A.I. DuPont will use the NCI funding on its clinical-trial program, which in 2018 received 189 enrollments for 80 eligible patients.

Kolb said the research program must still work with treatments that also are being used by adults, but they are researching more immunotherapies and targeted therapies. Targeted therapies attack the cancer cells, but not the normal cells. Kolb and other doctors hope the treatments will increase survival rates while lowering side effects in children.

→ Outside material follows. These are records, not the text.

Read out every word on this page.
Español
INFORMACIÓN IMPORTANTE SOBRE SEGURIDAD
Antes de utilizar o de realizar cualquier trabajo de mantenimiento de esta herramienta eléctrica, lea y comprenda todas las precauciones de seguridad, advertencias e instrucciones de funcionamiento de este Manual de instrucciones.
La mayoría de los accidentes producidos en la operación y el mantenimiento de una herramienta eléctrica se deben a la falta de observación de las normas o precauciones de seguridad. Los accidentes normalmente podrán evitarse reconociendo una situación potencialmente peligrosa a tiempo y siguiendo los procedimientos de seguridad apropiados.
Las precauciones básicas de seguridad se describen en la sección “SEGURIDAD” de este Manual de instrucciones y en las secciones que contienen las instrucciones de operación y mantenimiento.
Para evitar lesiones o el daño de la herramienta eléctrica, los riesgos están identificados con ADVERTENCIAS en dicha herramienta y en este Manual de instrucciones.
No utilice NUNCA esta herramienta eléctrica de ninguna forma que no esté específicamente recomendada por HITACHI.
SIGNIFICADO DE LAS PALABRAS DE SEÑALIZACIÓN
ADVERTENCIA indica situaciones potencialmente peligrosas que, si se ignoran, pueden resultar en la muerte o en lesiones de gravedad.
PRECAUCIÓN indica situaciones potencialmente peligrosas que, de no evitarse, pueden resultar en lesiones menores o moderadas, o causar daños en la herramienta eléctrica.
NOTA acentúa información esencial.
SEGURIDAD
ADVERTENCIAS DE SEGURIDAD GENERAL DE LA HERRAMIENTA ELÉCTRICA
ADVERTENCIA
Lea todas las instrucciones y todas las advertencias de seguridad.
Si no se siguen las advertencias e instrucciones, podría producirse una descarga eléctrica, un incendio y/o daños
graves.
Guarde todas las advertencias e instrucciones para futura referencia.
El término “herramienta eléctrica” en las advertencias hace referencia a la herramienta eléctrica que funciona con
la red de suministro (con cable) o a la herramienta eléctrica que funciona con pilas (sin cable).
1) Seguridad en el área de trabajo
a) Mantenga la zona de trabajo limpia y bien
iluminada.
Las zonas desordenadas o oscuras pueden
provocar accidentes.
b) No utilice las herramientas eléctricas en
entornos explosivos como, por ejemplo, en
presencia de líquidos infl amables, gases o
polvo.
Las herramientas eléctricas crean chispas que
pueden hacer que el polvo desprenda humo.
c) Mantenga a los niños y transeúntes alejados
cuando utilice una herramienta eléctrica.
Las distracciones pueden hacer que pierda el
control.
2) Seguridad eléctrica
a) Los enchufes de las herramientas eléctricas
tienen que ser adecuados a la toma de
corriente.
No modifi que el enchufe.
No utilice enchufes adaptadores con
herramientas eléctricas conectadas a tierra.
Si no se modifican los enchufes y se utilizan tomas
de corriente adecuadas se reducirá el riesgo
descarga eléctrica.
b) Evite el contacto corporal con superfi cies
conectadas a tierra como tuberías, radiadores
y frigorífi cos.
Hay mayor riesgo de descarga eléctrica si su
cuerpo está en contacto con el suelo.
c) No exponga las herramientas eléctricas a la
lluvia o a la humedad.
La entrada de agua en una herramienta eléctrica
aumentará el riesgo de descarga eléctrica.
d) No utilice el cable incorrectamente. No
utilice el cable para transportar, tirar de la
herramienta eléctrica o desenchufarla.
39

Danny Feltwell Jr., 11, has fought cancer since he was 2 years old. He is pictured here with Philadelphia Eagles Quarterback Carson Wentz. (Courtesy of Dan Feltwell)

Kolb said the goal is to use data to inform the development of new cancer drugs for children. He hopes the funding will grow.

Danny’s dad, Dan Feltwell, said he hopes the funding will ensure that kids won’t have to go through the side effects his son has faced.

“We have to fix what we had to do to my son to save his life. That’s difficult. It doesn’t have to be that way. So yes, this money is a blessing. I just wish it was more,” Feltwell said. “They need it. They can help a lot of children — they do help a lot of children — and this money will help a lot of families. But we have to figure out a way to give them more.”